Tuesday, March 20, 2012

Understanding Margins of Error (MOE) in the ACS

The American Communities Survey (ACS) is the primary data source for communities since the demise of the long form from the decennial census process. For information about what the ACS is, and it’s relationship to the census, you might want to revisit this previous blog post.

Since the ACS is based on a smaller sample than the decennial census long form used to be, it has more variability in it’s statistics. Think of it this way, if you surveyed every single person in a community you would know with 100% accuracy how much money they made last year. If you only asked 1 out of every 7, you would still probably have a pretty good idea, but there would be a bit of measurement error in your number. So there would be some level of variability. But now imagine you only interview 1 out of every 50 people. You’d still have an income level to report but the amount of variance in your data would probably be a bit larger.
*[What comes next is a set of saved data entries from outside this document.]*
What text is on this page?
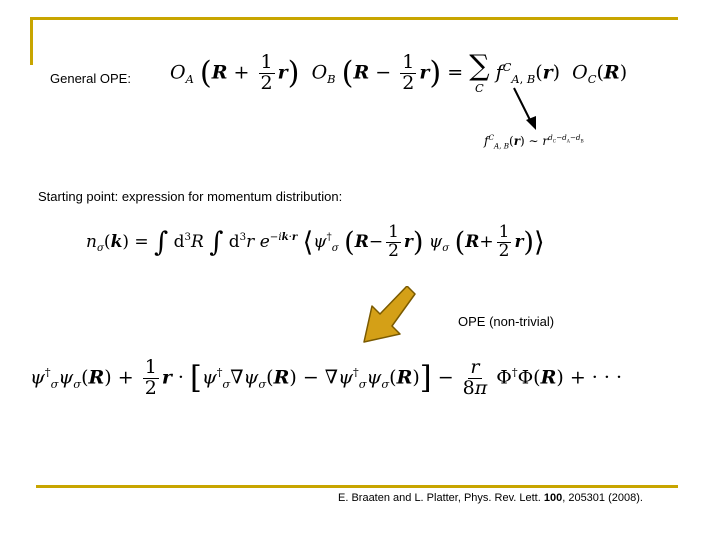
General OPE: $O_A$ $(R + \frac{1}{2} r)$ $O_B$ $(R - \frac{1}{2} r)$ = ∑
C
$f^C_{A, B}(r)$  $O_C(R)$
$f^C_{A, B}(r)$ ∼ $r^{d_C-d_A-d_B}$
Starting point: expression for momentum distribution:
$n_\sigma(k)$ = ∫ $d^3R$ ∫ $d^3r$ $e^{-ik\cdot r}$ $⟨\psi^\dagger_\sigma$ $(R- \frac{1}{2} r)$ $\psi_\sigma$ ($R+ \frac{1}{2}$ r)⟩
OPE (non-trivial)
$\psi^\dagger_\sigma\psi_\sigma(R) + \frac{1}{2}$ $r \cdot [\psi^\dagger_\sigma\nabla\psi_\sigma(R) - \nabla\psi^\dagger_\sigma\psi_\sigma(R)] - \frac{r}{8\pi} \Phi^\dagger\Phi(R)$ + · · ·
E. Braaten and L. Platter, Phys. Rev. Lett. 100, 205301 (2008).
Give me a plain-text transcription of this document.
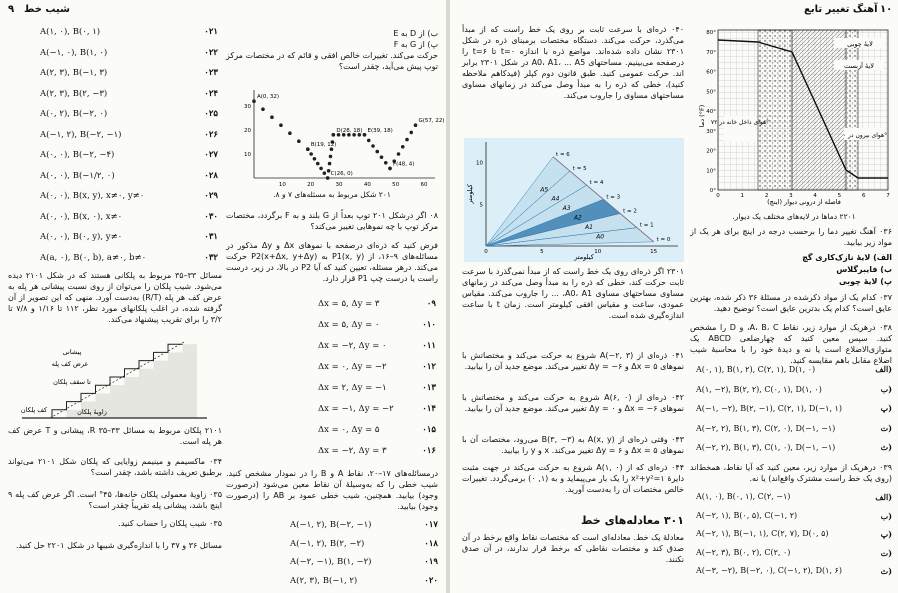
۹ شیب خط
A(۱, ۰), B(۰, ۱)	۰۲۱
A(−۱, ۰), B(۱, ۰)	۰۲۲
A(۲, ۳), B(−۱, ۳)	۰۲۳
A(۲, ۳), B(۲, −۳)	۰۲۴
A(۰, ۲), B(−۲, ۰)	۰۲۵
A(−۱, ۲), B(−۲, −۱)	۰۲۶
A(۰, ۰), B(−۲, −۴)	۰۲۷
A(۰, ۰), B(−۱/۲, ۰)	۰۲۸
A(۰, ۰), B(x, y), x≠۰, y≠۰	۰۲۹
A(۰, ۰), B(x, ۰), x≠۰	۰۳۰
A(۰, ۰), B(۰, y), y≠۰	۰۳۱
A(a, ۰), B(۰, b), a≠۰, b≠۰	۰۳۲
مسائل ۳۳–۳۵ مربوط به پلکانی هستند که در شکل ۲۱۰۱ دیده می‌شود. شیب پلکان را می‌توان از روی نسبت پیشانی هر پله به عرض کف هر پله (R/T) به‌دست آورد. منهی که این تصویر از آن گرفته شده، در اغلب پلکانهای مورد نظر، ۱۱۲ تا ۱/۱۶ و ۷/۸ تا ۳/۲ را برای تقریب پیشنهاد می‌کند.
پیشانی
عرض کف پله
تا سقف پلکان
کف پلکان	زاویهٔ پلکان
۲۱۰۱ پلکان مربوط به مسائل ۳۳–۳۵ R، پیشانی و T عرض کف هر پله است.
۰۳۴ ماکسیمم و مینیمم زوایایی که پلکان شکل ۲۱۰۱ می‌تواند برطبق تعریف داشته باشد، چقدر است؟
۰۳۵ زاویهٔ معمولی پلکان خانه‌ها، ۴۵° است. اگر عرض کف پله ۹ اینچ باشد، پیشانی پله تقریباً چقدر است؟
۰۳۵ شیب پلکان را حساب کنید.
مسائل ۳۶ و ۳۷ را با اندازه‌گیری شیبها در شکل ۲۲۰۱ حل کنید.
ب) از D به E
پ) از G به F
حرکت می‌کند. تغییرات خالص افقی و قائم که در مختصات مرکز توپ پیش می‌آید، چقدر است؟
10	20	30	40	50	60
10
20
30
A(0, 32)
D(28, 18) E(39, 18)
G(57, 22)
B(19, 12)
F(48, 4)
C(26, 0)
۲۰۱ شکل مربوط به مسئله‌های ۷ و ۸.
۰۸ اگر درشکل ۲۰۱ توپ بعداً از G بلند و به F برگردد، مختصات مرکز توپ با چه نموهایی تغییر می‌کند؟
فرض کنید که ذره‌ای درصفحه با نموهای Δx و Δy مذکور در مسائله‌های ۹–۱۶، از P1(x, y) به P2(x+Δx, y+Δy) حرکت می‌کند. درهر مسئله، تعیین کنید که آیا P2 در بالا، در زیر، درست راست یا درست چپ P1 قرار دارد.
Δx = ۵, Δy = ۳	۰۹
Δx = ۵, Δy = ۰	۰۱۰
Δx = −۲, Δy = ۰	۰۱۱
Δx = ۰, Δy = −۲	۰۱۲
Δx = ۲, Δy = −۱	۰۱۳
Δx = −۱, Δy = −۲	۰۱۴
Δx = ۰, Δy = ۵	۰۱۵
Δx = −۲, Δy = ۳	۰۱۶
درمسائله‌های ۱۷–۲۰، نقاط A و B را در نمودار مشخص کنید. شیب خطی را که به‌وسیلهٔ آن نقاط معین می‌شود (درصورت وجود) بیابید. همچنین، شیب خطی عمود بر AB را (درصورت وجود) بیابید.
A(−۱, ۲), B(−۲, −۱)	۰۱۷
A(−۱, ۲), B(۲, −۲)	۰۱۸
A(−۲, −۱), B(۱, −۲)	۰۱۹
A(۲, ۳), B(−۱, ۲)	۰۲۰
۱۰
آهنگ تغییر تابع
80°
70°
60°
50°
40°
30°
20°
10°
0°
0	1	2	3	4	5	6	7
لایهٔ چوبی
لایهٔ آزبست
هوای داخل خانه در ۷۲°
هوای بیرون در ۰°
فاصله از درونی دیوار (اینچ)
دما (°F)
۲۲۰۱ دماها در لایه‌های مختلف یک دیوار.
۰۳۶ آهنگ تغییر دما را برحسب درجه در اینچ برای هر یک از مواد زیر بیابید.
الف) لایهٔ نازک‌کاری گچ
ب) فایبرگلاس
پ) لایهٔ چوبی
۰۳۷ کدام یک از مواد ذکرشده در مسئلهٔ ۳۶ ذکر شده، بهترین عایق است؟ کدام یک بدترین عایق است؟ توضیح دهید.
۰۳۸ درهریک از موارد زیر، نقاط A، B، C، و D را مشخص کنید. سپس معین کنید که چهارضلعی ABCD یک متوازی‌الاضلاع است یا نه و دیدهٔ خود را با محاسبهٔ شیب اضلاع مقابل باهم مقایسه کنید.
A(۰, ۱), B(۱, ۲), C(۲, ۱), D(۱, ۰)	الف)
A(۱, −۲), B(۲, ۲), C(۰, ۱), D(۱, ۰)	ب)
A(−۱, −۲), B(۲, −۱), C(۲, ۱), D(−۱, ۱)	پ)
A(−۲, ۲), B(۱, ۳), C(۲, ۰), D(−۱, −۱)	ت)
A(−۲, ۲), B(۱, ۳), C(۱, ۰), D(−۱, −۱)	ث)
۰۳۹ درهریک از موارد زیر، معین کنید که آیا نقاط، همخط‌اند (روی یک خط راست مشترک واقع‌اند) یا نه.
A(۱, ۰), B(۰, ۱), C(۲, −۱)	الف)
A(−۲, ۱), B(۰, ۵), C(−۱, ۲)	ب)
A(−۲, ۱), B(−۱, ۱), C(۲, ۷), D(۰, ۵)	پ)
A(−۲, ۳), B(۰, ۲), C(۲, ۰)	ت)
A(−۳, −۲), B(−۲, ۰), C(−۱, ۲), D(۱, ۶)	ث)
۰۴۰ ذره‌ای با سرعت ثابت بر روی یک خط راست که از مبدأ می‌گذرد، حرکت می‌کند. دستگاه مختصات برمبنای ذره در شکل ۲۳۰۱ نشان داده شده‌اند. مواضع ذره با اندازه t=۰ تا t=۶ را درصفحه می‌بینیم. مساحتهای A0، A1، ... A5 در شکل ۲۳۰۱ برابر اند. حرکت عمومی کنید. طبق قانون دوم کپلر (فیدکاهم ملاحظه کنید)، خطی که ذره را به مبدأ وصل می‌کند در زمانهای مساوی مساحتهای مساوی را جاروب می‌کند.
0	5	10	15
5
10
A0
A1
A2
A3
A4
A5
t = 0
t = 1
t = 2
t = 3
t = 4
t = 5
t = 6
کیلومتر
کیلومتر
۲۳۰۱ اگر ذره‌ای روی یک خط راست که از مبدأ نمی‌گذرد با سرعت ثابت حرکت کند، خطی که ذره را به مبدأ وصل می‌کند در زمانهای مساوی مساحتهای مساوی A0، A1، ... را جاروب می‌کند. مقیاس عمودی، ساعت و مقیاس افقی کیلومتر است. زمان t با ساعت اندازه‌گیری شده است.
۰۴۱ ذره‌ای از A(−۲, ۳) شروع به حرکت می‌کند و مختصاتش با نموهای Δx = ۵ و Δy = −۶ تغییر می‌کند. موضع جدید آن را بیابید.
۰۴۲ ذره‌ای از A(۶, ۰) شروع به حرکت می‌کند و مختصاتش با نموهای Δx = −۶ و Δy = ۰ تغییر می‌کند. موضع جدید آن را بیابید.
۰۴۳ وقتی ذره‌ای از A(x, y) به B(۳, −۳) می‌رود، مختصات آن با نموهای Δx = ۵ و Δy = ۶ تغییر می‌کند. x و y را بیابید.
۰۴۴ ذره‌ای که از A(۱, ۰) شروع به حرکت می‌کند در جهت مثبت دایرهٔ x²+y²=۱ را یک بار می‌پیماید و به (۱, ۰) برمی‌گردد. تغییرات خالص مختصات آن را به‌دست آورید.
۳۰۱ معادله‌های خط
معادلهٔ یک خط. معادله‌ای است که مختصات نقاط واقع برخط در آن صدق کند و مختصات نقاطی که برخط قرار ندارند، در آن صدق نکنند.
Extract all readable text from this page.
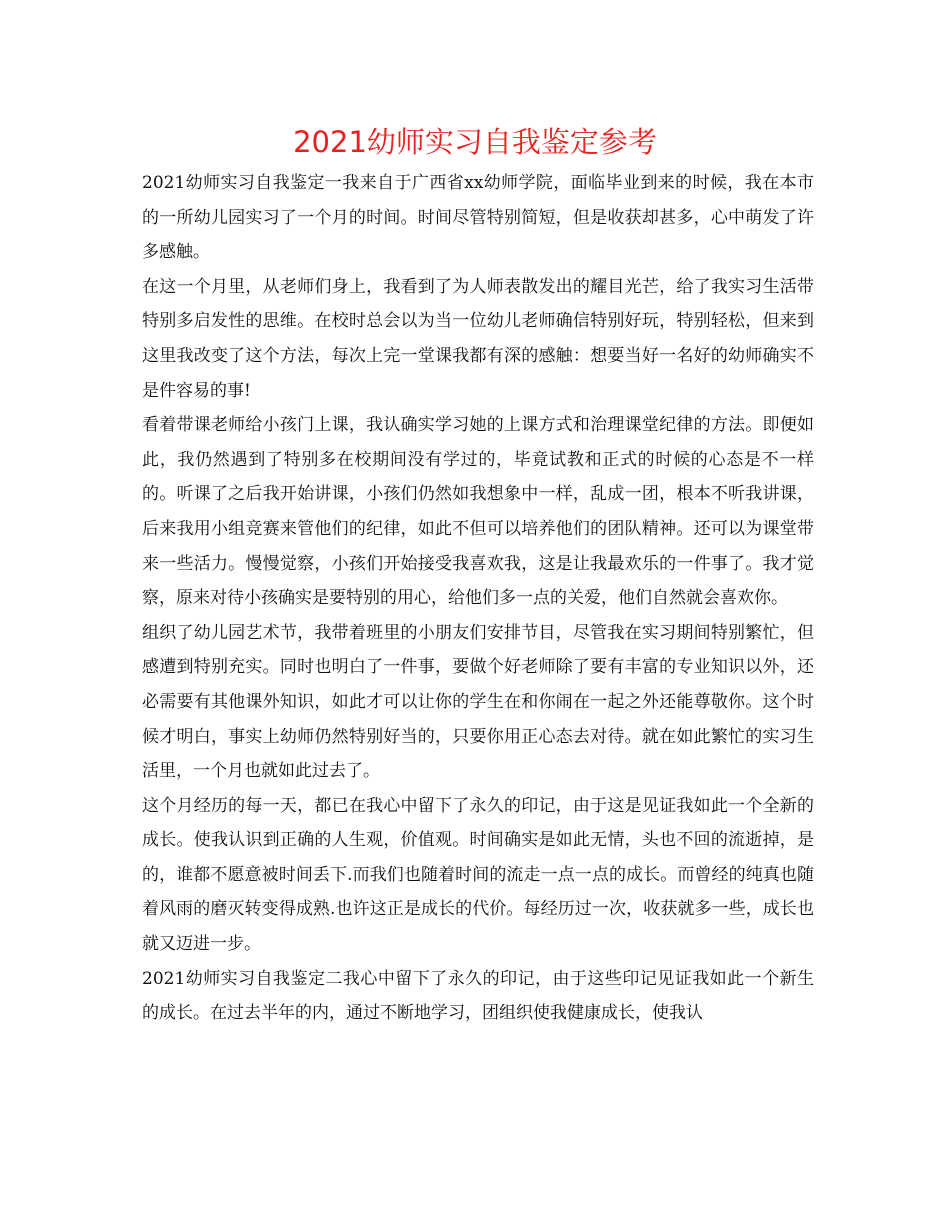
2021幼师实习自我鉴定参考

2021幼师实习自我鉴定一我来自于广西省xx幼师学院，面临毕业到来的时候，我在本市的一所幼儿园实习了一个月的时间。时间尽管特别简短，但是收获却甚多，心中萌发了许多感触。

在这一个月里，从老师们身上，我看到了为人师表散发出的耀目光芒，给了我实习生活带特别多启发性的思维。在校时总会以为当一位幼儿老师确信特别好玩，特别轻松，但来到这里我改变了这个方法，每次上完一堂课我都有深的感触：想要当好一名好的幼师确实不是件容易的事!

看着带课老师给小孩门上课，我认确实学习她的上课方式和治理课堂纪律的方法。即便如此，我仍然遇到了特别多在校期间没有学过的，毕竟试教和正式的时候的心态是不一样的。听课了之后我开始讲课，小孩们仍然如我想象中一样，乱成一团，根本不听我讲课，后来我用小组竞赛来管他们的纪律，如此不但可以培养他们的团队精神。还可以为课堂带来一些活力。慢慢觉察，小孩们开始接受我喜欢我，这是让我最欢乐的一件事了。我才觉察，原来对待小孩确实是要特别的用心，给他们多一点的关爱，他们自然就会喜欢你。

组织了幼儿园艺术节，我带着班里的小朋友们安排节目，尽管我在实习期间特别繁忙，但感遭到特别充实。同时也明白了一件事，要做个好老师除了要有丰富的专业知识以外，还必需要有其他课外知识，如此才可以让你的学生在和你闹在一起之外还能尊敬你。这个时候才明白，事实上幼师仍然特别好当的，只要你用正心态去对待。就在如此繁忙的实习生活里，一个月也就如此过去了。

这个月经历的每一天，都已在我心中留下了永久的印记，由于这是见证我如此一个全新的成长。使我认识到正确的人生观，价值观。时间确实是如此无情，头也不回的流逝掉，是的，谁都不愿意被时间丢下.而我们也随着时间的流走一点一点的成长。而曾经的纯真也随着风雨的磨灭转变得成熟.也许这正是成长的代价。每经历过一次，收获就多一些，成长也就又迈进一步。

2021幼师实习自我鉴定二我心中留下了永久的印记，由于这些印记见证我如此一个新生的成长。在过去半年的内，通过不断地学习，团组织使我健康成长，使我认
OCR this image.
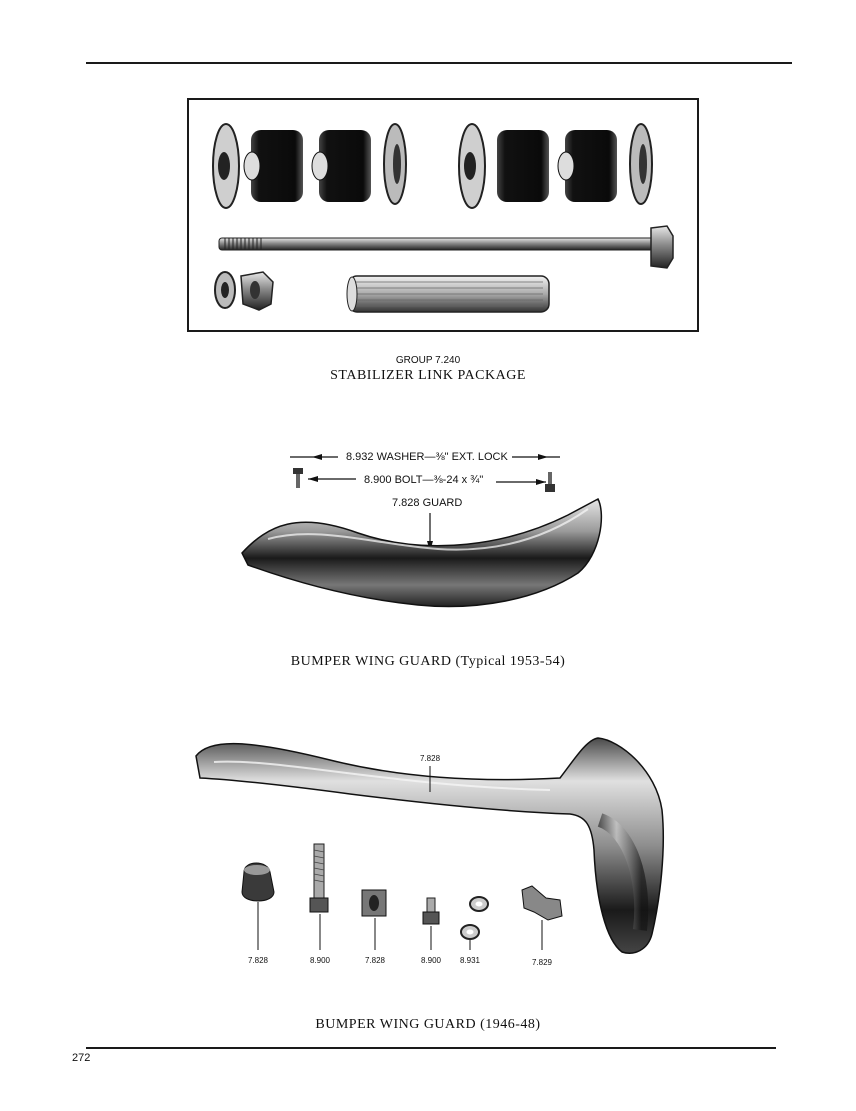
GROUP 7.240
STABILIZER LINK PACKAGE
8.932 WASHER—⅜" EXT. LOCK
8.900 BOLT—⅜-24 x ¾"
7.828 GUARD
BUMPER WING GUARD (Typical 1953-54)
7.828
7.828	8.900	7.828	8.900	8.931	7.829
BUMPER WING GUARD (1946-48)
272
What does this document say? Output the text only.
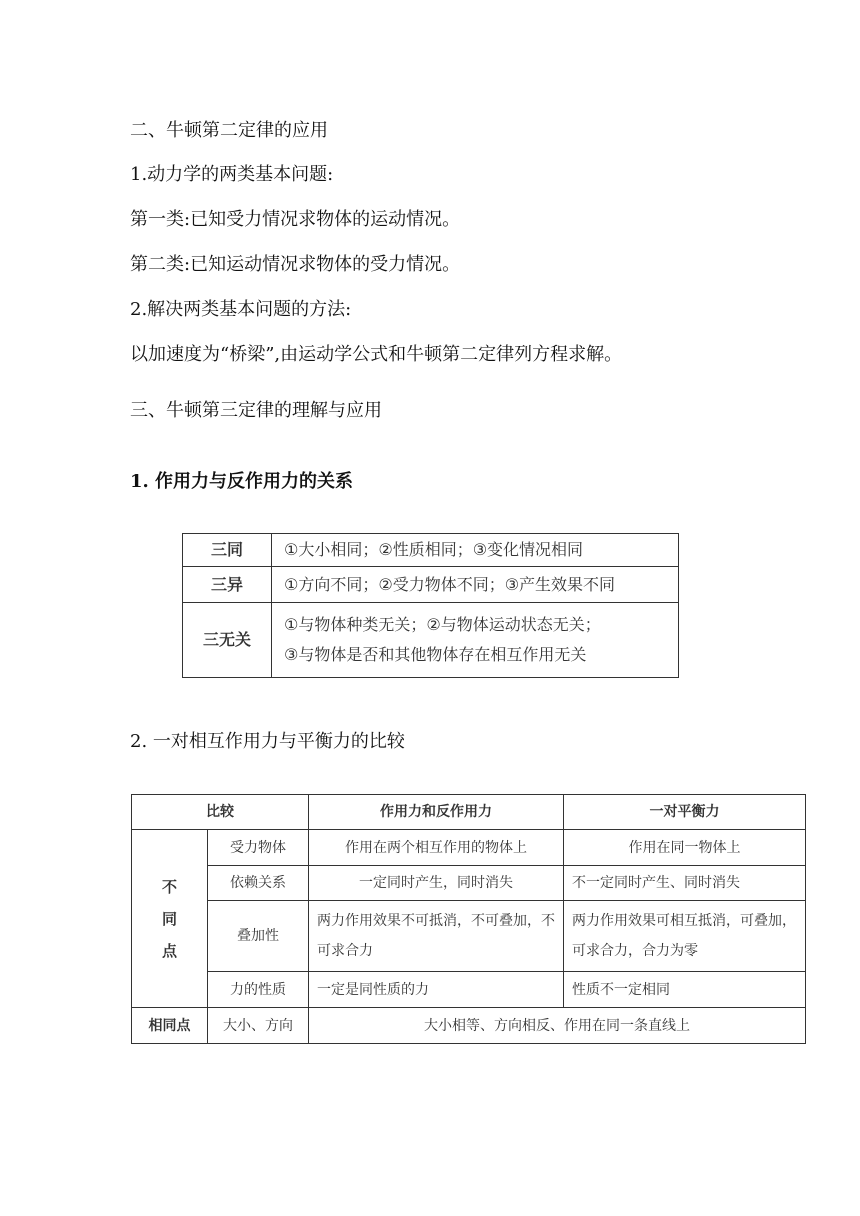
二、牛顿第二定律的应用
1.动力学的两类基本问题:
第一类:已知受力情况求物体的运动情况。
第二类:已知运动情况求物体的受力情况。
2.解决两类基本问题的方法:
以加速度为“桥梁”,由运动学公式和牛顿第二定律列方程求解。
三、牛顿第三定律的理解与应用
1. 作用力与反作用力的关系
三同	①大小相同；②性质相同；③变化情况相同
三异	①方向不同；②受力物体不同；③产生效果不同
三无关	①与物体种类无关；②与物体运动状态无关；
③与物体是否和其他物体存在相互作用无关
2. 一对相互作用力与平衡力的比较
比较		作用力和反作用力	一对平衡力

不
同
点	受力物体	作用在两个相互作用的物体上	作用在同一物体上
	依赖关系	一定同时产生，同时消失	不一定同时产生、同时消失
	叠加性	两力作用效果不可抵消，不可叠加，不可求合力	两力作用效果可相互抵消，可叠加，可求合力，合力为零
	力的性质	一定是同性质的力	性质不一定相同
相同点	大小、方向	大小相等、方向相反、作用在同一条直线上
That’s the difference between ACS data and the decennial census data. The census “short form” was used to survey every single household. The long form only went to 1 in 7 households. Now along comes the ACS which only goes to 1 in roughly 50 households. The variability of the data is much greater when the sample size is smaller,

This is why there ACS provides “margins of error”, or MOEs. The MOEs provided in the ACS basically tell you that you can have 90% confidence that the ACTUAL number if you survey 100% of the community would be between the number provided and plus or minus the margin of error. Let’s use an example.

According to the 2010 One Year ACS estimate, the median household income in Oneida County is $47,286. The MOE (margin of error) is +/- $2,128. So that means that if you go above and below the median income level reported by $2,128, you can be 90% confident that the actually household income level is within that range. More specifically, I am 90% sure that the median household income in Oneida County is between $49,414 and $45,158 .

Why is this important to think about ? Well, numbers with really REALLY large MOE suggest that the data is less reliable. It might be interesting to know and give you a clue as to conditions for an area, but if the margin of error was HUGE it should also give you pause. Think about it this way – if in the last example the MOE for median income was +/- $40,000, that would mean we would feel confident that the median income was between $87,286 and $7,286 ! That really isn’t a particularly useful range of data for talking about median household income !

I’ll make a separate post on the importance of properly interpreting margins of error. In the meantime, keep the MOEs in mind as you look at ACS data ! And when they begin to exceed 20% of the base number being measured, you should at the very least take a moment to look at the data more closely and use caution in interpreting it.